Lo scorso anno i Mobile Remote Payment di beni e servizi hanno registrato un aumento pari al 75% superando i 300 milioni di euro. Il pagamento di bollette e bollettini da smartphone e tablet è passato dai 21 milioni di euro del 2014 ad oltre 57 milioni di euro del 2015 con una crescita del +172% rispetto all’anno precedente. Tale crescita è principalmente dovuta all’aumento dei servizi resi disponibili nei Mobile Wallet e nelle applicazioni delle utility. Anche la componente relativa al mondo della mobilità pubblica ed integrata (biglietti dei bus, pagamento delle soste e car/ bike sharing) è cresciuta di oltre il 160% superando il valore dei 40 milioni di euro. In particolare, nel 2015 sono stati acquistati oltre 6 milioni di biglietti per il trasporto pubblico locale, pagate oltre 6 milioni di corse di car sharing e 3 milioni di soste attraverso il telefono cellulare. Ma tra i maggiori servizi online utilizzati dai cittadini sicuramente quelli relativi al pagamento delle imposte sono tra i

più richiesti. Ed infatti per la Pubblica Amministrazione il valore di mercato dei pagamenti elettronici relativo ad imposte che versano imprese e cittadini italiani ogni anno rappresenta circa 60 miliardi di euro, di cui oltre 45 miliardi direttamente incassati dalle  regioni ed enti locali.

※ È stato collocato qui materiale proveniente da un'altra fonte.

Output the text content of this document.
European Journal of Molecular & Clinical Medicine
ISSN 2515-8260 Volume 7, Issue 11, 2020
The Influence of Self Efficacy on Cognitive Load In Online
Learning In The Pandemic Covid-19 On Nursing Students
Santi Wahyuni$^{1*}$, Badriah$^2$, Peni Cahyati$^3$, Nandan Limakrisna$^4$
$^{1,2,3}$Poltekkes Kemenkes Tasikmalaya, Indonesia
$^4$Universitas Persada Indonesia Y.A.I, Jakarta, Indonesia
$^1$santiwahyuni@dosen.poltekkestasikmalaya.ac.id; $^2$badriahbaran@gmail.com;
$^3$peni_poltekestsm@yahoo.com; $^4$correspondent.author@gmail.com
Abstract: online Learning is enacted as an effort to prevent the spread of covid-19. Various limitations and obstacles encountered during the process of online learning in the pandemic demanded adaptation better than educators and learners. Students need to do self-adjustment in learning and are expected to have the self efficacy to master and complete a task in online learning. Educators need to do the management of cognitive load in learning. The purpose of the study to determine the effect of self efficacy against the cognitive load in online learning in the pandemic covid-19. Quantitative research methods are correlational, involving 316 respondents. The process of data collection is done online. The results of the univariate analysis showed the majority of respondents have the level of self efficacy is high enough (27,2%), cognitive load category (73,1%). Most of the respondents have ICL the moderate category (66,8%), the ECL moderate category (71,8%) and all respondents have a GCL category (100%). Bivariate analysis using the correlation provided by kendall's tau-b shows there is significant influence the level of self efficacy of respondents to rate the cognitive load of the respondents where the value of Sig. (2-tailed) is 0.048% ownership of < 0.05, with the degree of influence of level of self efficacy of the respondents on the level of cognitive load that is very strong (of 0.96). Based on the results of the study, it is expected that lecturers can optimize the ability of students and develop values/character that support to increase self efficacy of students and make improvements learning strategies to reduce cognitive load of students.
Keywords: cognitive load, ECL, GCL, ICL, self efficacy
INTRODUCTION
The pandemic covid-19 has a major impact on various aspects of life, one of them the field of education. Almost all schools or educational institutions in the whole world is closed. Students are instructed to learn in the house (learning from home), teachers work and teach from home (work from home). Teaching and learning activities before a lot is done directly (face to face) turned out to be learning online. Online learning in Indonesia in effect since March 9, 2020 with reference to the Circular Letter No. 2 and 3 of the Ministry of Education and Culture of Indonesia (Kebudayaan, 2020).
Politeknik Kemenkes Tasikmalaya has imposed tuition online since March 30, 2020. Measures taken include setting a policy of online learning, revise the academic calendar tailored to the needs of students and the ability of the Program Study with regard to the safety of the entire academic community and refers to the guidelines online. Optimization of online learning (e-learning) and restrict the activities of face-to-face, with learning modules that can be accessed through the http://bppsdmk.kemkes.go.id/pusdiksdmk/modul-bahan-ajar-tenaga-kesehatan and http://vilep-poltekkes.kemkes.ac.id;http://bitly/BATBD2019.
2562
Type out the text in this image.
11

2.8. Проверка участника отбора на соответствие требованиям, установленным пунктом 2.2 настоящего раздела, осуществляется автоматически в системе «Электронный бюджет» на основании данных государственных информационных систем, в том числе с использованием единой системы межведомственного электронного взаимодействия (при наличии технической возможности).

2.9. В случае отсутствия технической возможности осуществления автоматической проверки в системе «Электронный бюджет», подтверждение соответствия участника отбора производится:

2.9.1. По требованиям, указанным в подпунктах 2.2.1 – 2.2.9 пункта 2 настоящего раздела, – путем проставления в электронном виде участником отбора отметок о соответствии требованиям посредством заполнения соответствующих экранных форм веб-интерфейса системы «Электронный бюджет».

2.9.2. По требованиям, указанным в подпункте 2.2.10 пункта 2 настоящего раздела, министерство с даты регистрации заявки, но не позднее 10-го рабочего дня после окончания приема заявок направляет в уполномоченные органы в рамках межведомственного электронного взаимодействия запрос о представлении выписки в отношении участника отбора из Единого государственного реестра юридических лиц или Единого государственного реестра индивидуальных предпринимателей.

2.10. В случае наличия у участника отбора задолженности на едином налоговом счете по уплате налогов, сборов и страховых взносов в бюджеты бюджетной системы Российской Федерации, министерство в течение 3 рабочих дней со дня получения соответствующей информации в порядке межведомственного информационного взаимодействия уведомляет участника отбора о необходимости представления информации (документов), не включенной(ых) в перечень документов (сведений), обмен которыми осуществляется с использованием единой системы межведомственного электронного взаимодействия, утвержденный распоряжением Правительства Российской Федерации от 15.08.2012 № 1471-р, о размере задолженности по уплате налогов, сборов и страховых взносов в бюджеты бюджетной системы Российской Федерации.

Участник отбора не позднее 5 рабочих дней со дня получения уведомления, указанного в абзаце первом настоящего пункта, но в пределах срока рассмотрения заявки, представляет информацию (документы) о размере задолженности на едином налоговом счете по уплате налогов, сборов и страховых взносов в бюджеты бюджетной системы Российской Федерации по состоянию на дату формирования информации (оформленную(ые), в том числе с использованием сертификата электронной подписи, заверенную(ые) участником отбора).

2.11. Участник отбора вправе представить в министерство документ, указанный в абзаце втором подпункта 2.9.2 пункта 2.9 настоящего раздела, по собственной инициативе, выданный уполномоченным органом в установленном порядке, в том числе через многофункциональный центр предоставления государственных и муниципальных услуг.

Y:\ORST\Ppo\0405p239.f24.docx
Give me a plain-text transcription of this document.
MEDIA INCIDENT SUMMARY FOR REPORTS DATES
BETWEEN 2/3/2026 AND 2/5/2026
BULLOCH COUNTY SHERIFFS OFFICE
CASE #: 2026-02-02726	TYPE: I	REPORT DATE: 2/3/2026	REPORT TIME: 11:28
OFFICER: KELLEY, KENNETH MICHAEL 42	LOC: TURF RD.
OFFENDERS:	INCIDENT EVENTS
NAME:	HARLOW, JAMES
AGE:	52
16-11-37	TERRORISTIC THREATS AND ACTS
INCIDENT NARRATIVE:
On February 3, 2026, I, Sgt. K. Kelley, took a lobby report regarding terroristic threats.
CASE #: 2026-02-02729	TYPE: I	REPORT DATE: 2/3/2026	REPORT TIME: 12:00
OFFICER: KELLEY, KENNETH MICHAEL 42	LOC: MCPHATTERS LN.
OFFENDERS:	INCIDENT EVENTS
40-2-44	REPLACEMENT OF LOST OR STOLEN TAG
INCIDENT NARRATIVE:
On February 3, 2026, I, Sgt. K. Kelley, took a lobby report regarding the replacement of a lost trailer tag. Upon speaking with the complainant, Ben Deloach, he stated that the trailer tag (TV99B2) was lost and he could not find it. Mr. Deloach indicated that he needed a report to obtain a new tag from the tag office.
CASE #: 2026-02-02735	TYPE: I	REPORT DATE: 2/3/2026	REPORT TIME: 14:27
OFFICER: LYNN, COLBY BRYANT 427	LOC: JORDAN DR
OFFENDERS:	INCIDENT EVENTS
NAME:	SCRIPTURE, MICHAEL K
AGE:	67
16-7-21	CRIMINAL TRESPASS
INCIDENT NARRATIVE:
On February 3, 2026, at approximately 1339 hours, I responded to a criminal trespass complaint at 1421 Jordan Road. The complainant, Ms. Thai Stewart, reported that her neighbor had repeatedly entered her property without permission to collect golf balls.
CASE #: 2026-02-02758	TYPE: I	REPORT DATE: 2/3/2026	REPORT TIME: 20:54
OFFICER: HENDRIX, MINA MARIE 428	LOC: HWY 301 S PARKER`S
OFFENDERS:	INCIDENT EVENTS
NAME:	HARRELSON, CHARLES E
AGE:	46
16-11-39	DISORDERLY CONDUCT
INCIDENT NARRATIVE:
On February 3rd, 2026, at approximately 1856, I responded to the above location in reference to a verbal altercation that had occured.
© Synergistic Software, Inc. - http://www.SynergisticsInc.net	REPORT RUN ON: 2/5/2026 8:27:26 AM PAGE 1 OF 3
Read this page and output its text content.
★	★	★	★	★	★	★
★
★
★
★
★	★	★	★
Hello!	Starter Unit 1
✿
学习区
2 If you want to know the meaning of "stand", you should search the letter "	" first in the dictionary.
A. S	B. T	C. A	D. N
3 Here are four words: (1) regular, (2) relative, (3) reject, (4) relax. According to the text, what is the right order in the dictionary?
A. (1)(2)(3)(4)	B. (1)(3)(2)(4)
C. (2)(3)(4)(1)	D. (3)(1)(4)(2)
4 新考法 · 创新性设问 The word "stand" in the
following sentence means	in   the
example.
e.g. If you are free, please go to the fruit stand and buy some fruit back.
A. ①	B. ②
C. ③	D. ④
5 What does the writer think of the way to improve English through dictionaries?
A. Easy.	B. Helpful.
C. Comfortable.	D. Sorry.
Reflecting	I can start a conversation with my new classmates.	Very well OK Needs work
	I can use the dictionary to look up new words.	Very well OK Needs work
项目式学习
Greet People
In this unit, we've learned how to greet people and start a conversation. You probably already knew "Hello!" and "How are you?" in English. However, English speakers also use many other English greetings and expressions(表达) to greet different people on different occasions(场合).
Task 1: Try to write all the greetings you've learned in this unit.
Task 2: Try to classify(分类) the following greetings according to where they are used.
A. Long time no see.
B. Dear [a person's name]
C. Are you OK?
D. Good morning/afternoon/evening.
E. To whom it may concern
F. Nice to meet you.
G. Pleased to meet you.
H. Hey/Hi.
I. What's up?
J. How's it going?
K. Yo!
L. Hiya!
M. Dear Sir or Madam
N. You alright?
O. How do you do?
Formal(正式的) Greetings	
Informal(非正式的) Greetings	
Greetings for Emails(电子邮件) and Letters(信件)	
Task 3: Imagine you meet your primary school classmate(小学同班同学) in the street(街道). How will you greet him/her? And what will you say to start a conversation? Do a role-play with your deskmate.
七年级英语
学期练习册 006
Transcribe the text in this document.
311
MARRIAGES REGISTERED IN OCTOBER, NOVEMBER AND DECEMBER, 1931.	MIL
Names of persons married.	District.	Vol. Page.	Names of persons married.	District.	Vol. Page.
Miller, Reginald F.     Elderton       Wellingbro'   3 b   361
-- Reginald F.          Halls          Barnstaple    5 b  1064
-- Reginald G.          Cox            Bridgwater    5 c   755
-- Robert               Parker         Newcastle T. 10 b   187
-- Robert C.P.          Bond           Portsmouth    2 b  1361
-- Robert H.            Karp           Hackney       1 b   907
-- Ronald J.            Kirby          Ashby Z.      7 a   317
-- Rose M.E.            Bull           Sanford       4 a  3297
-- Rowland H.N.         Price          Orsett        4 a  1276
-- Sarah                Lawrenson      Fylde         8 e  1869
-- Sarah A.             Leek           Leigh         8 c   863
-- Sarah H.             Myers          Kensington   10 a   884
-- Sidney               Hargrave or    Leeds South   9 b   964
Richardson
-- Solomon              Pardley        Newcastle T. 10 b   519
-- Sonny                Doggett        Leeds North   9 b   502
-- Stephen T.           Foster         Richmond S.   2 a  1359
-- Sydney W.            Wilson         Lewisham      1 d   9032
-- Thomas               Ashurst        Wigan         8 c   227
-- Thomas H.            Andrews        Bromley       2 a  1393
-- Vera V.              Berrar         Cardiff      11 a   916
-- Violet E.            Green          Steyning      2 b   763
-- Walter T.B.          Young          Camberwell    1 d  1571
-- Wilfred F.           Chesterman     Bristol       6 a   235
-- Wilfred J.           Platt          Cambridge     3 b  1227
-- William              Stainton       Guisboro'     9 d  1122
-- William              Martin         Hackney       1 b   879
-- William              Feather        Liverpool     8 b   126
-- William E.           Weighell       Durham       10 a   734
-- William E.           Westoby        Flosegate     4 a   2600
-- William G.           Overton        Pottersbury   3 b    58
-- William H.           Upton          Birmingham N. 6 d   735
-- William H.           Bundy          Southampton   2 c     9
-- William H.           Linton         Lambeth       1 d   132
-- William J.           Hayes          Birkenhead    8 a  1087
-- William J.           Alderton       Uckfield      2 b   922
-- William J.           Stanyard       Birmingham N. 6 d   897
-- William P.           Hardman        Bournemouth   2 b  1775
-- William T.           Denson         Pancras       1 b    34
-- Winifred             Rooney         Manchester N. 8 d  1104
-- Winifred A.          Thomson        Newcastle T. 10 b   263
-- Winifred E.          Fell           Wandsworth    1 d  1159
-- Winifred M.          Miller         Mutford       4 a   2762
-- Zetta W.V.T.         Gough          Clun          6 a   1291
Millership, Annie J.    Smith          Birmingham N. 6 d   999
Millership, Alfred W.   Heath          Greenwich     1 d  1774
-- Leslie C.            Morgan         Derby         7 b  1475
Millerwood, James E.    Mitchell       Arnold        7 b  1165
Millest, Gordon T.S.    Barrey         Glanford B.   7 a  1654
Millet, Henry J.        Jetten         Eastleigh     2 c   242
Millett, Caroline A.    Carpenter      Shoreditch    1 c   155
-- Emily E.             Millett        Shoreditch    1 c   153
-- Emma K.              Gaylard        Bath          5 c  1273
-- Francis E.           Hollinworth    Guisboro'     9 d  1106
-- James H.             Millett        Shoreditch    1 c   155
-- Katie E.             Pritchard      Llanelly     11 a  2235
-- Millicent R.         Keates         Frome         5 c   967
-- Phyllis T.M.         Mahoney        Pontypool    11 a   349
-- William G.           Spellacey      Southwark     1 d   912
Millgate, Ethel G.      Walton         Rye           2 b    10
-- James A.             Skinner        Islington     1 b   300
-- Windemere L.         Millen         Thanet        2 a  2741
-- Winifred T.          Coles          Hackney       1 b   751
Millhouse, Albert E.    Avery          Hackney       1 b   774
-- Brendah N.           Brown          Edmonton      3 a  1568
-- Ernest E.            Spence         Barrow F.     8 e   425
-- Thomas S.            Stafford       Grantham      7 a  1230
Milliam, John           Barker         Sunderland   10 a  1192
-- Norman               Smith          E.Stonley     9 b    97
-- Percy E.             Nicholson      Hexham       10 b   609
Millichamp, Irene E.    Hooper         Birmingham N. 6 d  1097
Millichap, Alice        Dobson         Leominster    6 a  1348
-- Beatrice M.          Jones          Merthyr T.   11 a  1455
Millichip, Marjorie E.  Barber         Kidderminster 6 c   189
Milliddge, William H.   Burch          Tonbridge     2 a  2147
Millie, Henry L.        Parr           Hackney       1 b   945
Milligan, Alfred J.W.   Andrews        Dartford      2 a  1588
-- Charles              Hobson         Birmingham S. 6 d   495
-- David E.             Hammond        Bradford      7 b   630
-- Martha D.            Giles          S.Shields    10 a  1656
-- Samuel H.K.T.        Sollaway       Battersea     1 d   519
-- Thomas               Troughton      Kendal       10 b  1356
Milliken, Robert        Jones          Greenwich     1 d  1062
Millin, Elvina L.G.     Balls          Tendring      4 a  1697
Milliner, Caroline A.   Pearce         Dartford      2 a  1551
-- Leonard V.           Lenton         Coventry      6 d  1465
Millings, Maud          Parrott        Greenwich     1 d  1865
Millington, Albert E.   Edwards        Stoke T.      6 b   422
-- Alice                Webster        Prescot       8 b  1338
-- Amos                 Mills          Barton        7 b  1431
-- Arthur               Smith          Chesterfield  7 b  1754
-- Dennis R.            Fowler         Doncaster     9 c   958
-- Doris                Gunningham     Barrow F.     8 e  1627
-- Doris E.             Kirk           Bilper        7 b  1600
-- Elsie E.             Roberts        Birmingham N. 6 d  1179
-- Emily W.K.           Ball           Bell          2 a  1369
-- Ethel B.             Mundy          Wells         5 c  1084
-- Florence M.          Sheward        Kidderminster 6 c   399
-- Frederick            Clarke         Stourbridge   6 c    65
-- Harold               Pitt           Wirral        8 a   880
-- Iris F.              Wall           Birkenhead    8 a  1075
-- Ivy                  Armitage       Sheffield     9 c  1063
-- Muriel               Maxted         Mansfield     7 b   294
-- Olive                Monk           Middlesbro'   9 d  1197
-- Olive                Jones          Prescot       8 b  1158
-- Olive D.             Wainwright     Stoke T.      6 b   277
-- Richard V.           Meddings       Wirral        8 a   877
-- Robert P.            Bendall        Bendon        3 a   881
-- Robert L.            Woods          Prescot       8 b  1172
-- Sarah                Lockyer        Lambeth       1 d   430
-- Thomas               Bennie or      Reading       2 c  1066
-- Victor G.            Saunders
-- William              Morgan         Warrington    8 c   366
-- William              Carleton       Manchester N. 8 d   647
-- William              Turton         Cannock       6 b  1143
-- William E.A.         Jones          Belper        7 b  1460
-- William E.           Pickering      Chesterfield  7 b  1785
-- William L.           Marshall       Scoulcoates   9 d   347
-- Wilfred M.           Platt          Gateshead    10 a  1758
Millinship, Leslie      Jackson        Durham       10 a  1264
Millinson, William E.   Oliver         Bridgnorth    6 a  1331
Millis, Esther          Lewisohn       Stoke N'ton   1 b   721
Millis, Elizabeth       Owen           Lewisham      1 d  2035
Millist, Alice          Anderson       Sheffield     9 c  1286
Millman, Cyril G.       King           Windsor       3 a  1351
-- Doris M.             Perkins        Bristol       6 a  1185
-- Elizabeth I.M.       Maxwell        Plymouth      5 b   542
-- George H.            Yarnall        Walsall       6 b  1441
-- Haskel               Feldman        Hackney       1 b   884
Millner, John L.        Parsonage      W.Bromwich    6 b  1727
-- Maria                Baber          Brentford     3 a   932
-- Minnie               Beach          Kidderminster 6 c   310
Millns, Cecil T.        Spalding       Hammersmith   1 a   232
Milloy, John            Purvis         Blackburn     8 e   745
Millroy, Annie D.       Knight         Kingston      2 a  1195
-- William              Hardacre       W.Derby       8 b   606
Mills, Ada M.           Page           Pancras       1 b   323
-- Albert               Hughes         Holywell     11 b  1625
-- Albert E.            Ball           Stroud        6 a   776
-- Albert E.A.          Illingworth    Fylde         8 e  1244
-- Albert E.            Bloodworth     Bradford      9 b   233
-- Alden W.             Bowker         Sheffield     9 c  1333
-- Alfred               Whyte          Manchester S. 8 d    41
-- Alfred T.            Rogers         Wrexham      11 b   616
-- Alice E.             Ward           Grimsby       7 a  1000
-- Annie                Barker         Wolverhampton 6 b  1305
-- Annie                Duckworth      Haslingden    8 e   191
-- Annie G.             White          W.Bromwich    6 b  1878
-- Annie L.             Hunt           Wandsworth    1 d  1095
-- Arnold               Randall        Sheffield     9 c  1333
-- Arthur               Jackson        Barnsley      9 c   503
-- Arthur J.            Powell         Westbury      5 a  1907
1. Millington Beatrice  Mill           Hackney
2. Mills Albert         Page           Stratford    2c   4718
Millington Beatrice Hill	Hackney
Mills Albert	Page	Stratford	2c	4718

Italia versus Europa: cammino ancora lungo

Nel nostro Paese le transazioni riferibili a modalità di pagamento digitale nel 2015 hanno raggiunto 21 miliardi di euro, cifra che pur rappresentando un segnale positivo di crescita del fenomeno resta ancora ben lontana da quelle degli altri Paesi europei. Inoltre è bene sottolineare che la direttiva Pagamenti dell’UE (Payment Services Directive), che entrerà in vigore gradualmente nei prossimi anni, dedica una linea di azione proprio a questo settore, come leva per la diffusione di sistemi di pagamento online che aprano la strada all’e-commerce e alla creazione del Mercato Unico Europeo. Sebbene l’Italia goda di un’ottima base infrastrutturale per l’accettazione di pagamenti digitali e di una buona diffusione di carte di pagamento tra la popolazione, in linea o talvolta addirittura superiore ai Paesi europei più avanzati, segno che il sistema finanziario ha creato le condizioni utili allo sviluppo dei pagamenti digitali, i dati relativi all’effettivo utilizzo di questi ultimi collocano il nostro Paese agli ultimi posti in classifica europea. Inoltre secondo le stime dell’Osservatorio del Politecnico di Milano, la gestione del contante costa all’Italia circa 9,5 miliardi di euro, a cui si deve aggiungere il gettito perso per l’erario (circa 27 miliardi di euro ogni anno) derivante dalla fascia di economia sommersa legata all’utilizzo di contante, in quanto non tracciabile.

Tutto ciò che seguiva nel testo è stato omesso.